US Data Privacy Laws: Are US Citizens Protected?
By Matt Brennan
We tend to hear more about individual state laws when it comes to data privacy, but there are a few US data privacy laws in place that protect consumers within specific industries. Even still, there is no over-arching data privacy law in the US, like there is in Europe.
Data protection and data privacy laws are an increasingly hot issue around the world as we hear more news stories about private companies misusing the data and information that they are collecting. The European Union’s GDPR guidelines for example, is an all-encompassing, central regulation from a federal body that protects all citizens.
In the U.S, there are several vertically focused US data privacy laws that target individual sectors of the economy, such as HIPAA and health care. There are also several laws popping up that are coming from California, Nevada, and other states. The Federal Trade Commission has enforcement powers at the federal level and the state attorneys have the same power at the state level.
US Data Privacy Laws
Below are some of the privacy laws protecting US citizens. They are not as wide in scope as the GDPR.
The Privacy Act
The Federal Privacy Act addresses concerns about the creation and use of computerized databases and individuals’ privacy rights. The act is restricted to only US citizens and permanent residents of the country, meaning that no one else can sue under the Privacy Act. It also only pertains to selected federal government agencies.
In other words, citizens have the right to access data held by these government agencies, and a right to copy or correct that information. The law restricts the ability of agencies to share this information with one another, and individuals maintain the right to sue the government for any violation.

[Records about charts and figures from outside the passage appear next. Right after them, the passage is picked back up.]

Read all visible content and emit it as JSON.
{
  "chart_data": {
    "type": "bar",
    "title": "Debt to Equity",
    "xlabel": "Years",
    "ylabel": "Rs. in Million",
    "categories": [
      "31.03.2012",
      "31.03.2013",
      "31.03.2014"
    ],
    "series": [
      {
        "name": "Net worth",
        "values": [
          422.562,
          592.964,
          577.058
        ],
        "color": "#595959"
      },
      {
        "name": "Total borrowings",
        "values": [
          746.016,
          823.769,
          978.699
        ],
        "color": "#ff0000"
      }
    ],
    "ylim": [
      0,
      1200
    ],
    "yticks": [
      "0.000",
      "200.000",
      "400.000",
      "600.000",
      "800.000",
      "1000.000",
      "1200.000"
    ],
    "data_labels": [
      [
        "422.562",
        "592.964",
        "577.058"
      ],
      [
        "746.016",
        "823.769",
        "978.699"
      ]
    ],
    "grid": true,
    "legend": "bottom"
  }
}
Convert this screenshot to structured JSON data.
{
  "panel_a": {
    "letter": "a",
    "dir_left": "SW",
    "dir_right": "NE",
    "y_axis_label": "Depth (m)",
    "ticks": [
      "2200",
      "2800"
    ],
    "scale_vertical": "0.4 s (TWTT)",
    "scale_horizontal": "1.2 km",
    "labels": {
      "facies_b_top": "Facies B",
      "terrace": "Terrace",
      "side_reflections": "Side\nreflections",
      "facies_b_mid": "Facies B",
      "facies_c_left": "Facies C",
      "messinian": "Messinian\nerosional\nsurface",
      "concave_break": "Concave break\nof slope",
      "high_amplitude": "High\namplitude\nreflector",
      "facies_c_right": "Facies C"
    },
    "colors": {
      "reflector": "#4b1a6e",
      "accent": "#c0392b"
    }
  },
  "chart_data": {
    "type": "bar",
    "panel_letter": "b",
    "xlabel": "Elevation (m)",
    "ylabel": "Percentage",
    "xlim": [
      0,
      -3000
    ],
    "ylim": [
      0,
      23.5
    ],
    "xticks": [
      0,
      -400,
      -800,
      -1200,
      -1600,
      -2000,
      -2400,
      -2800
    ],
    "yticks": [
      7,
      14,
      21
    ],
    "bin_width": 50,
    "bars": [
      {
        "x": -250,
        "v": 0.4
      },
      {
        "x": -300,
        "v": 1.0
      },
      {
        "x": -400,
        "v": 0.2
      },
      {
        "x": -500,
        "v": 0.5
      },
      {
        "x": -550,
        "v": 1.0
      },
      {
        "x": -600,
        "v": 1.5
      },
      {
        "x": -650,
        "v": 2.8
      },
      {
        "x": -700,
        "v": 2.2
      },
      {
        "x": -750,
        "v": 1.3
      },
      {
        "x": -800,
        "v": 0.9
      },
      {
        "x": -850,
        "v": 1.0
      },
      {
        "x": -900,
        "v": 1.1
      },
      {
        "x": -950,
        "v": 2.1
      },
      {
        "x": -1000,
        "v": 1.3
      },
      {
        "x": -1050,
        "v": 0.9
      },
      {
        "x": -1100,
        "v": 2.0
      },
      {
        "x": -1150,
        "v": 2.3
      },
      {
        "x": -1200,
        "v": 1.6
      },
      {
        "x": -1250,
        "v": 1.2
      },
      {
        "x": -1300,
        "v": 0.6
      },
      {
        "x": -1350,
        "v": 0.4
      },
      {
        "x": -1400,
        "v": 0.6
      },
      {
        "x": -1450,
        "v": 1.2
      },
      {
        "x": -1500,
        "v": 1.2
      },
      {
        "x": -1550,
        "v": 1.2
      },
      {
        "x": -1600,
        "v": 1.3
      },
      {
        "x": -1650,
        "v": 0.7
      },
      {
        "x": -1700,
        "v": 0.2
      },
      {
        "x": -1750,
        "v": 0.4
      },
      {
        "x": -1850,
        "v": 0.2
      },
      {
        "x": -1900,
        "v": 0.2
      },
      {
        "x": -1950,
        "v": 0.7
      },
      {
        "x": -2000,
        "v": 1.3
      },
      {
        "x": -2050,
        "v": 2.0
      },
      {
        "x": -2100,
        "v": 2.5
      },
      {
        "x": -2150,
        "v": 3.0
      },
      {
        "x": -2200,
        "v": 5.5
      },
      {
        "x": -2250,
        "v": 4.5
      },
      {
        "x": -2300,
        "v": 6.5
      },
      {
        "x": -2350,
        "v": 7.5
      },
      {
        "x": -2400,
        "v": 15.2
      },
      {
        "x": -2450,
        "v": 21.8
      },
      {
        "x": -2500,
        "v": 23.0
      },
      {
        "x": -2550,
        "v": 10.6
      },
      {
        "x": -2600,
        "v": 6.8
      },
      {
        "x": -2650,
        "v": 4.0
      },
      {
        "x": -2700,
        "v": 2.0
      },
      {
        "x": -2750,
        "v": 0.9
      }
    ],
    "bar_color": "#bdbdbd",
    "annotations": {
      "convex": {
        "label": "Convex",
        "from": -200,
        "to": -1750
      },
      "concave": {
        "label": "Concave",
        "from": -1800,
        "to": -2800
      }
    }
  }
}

Health Insurance Portability and Accountability Act
HIPAA requires healthcare providers and related organizations to implement safeguards to protect sensitive personal health information. Under HIPAA, patients have the right to access their health records and request corrections. The penalties for companies found in violation of HIPAA are based on level of negligence.
Gramm-Leach-Bliley Act
This statute requires financial institutions and other businesses that offer financial services and products to disclose how they protect and share private information. The customers are then given the right to opt out of any data sharing. Businesses in the financial services industry must protect the confidentiality, integrity, and availability of their clients’ personal information.
Financial institutions can face fines as high as $100,000 for each violation.
State Privacy Laws
California Consumer Privacy Act
The CCPA gives Californians a strong level of control over their personal data. It gives residents of the state similar control over their privacy as the GDPR in the European Union. It allows residents of the state to sue a business if it fails to implement security measures and your data is compromised in a breach.
It also allows residents to understand what data is being collected and how to access it. Residents can also find out what data is being sold or disclosed, and to whom. Residents have the right not to be discriminated against as well and can opt out of the sale of their data.
Virginia Consumer Data Protection Act
The Virginia state law gives residents more control over their data. This law is set to take effect in 2023, giving businesses an opportunity to work their way into compliance. This law will require businesses to limit their collection of data to what is adequate, relevant, and reasonably necessary. It also requires businesses to evaluate the risks associated with specific activities.
Residents have the right to access data, the right to rectification, the right to deletion, the right to data portability, the right to object to processing, and the right to be free from discrimination.
There are also many state laws that are in some form of legislative review.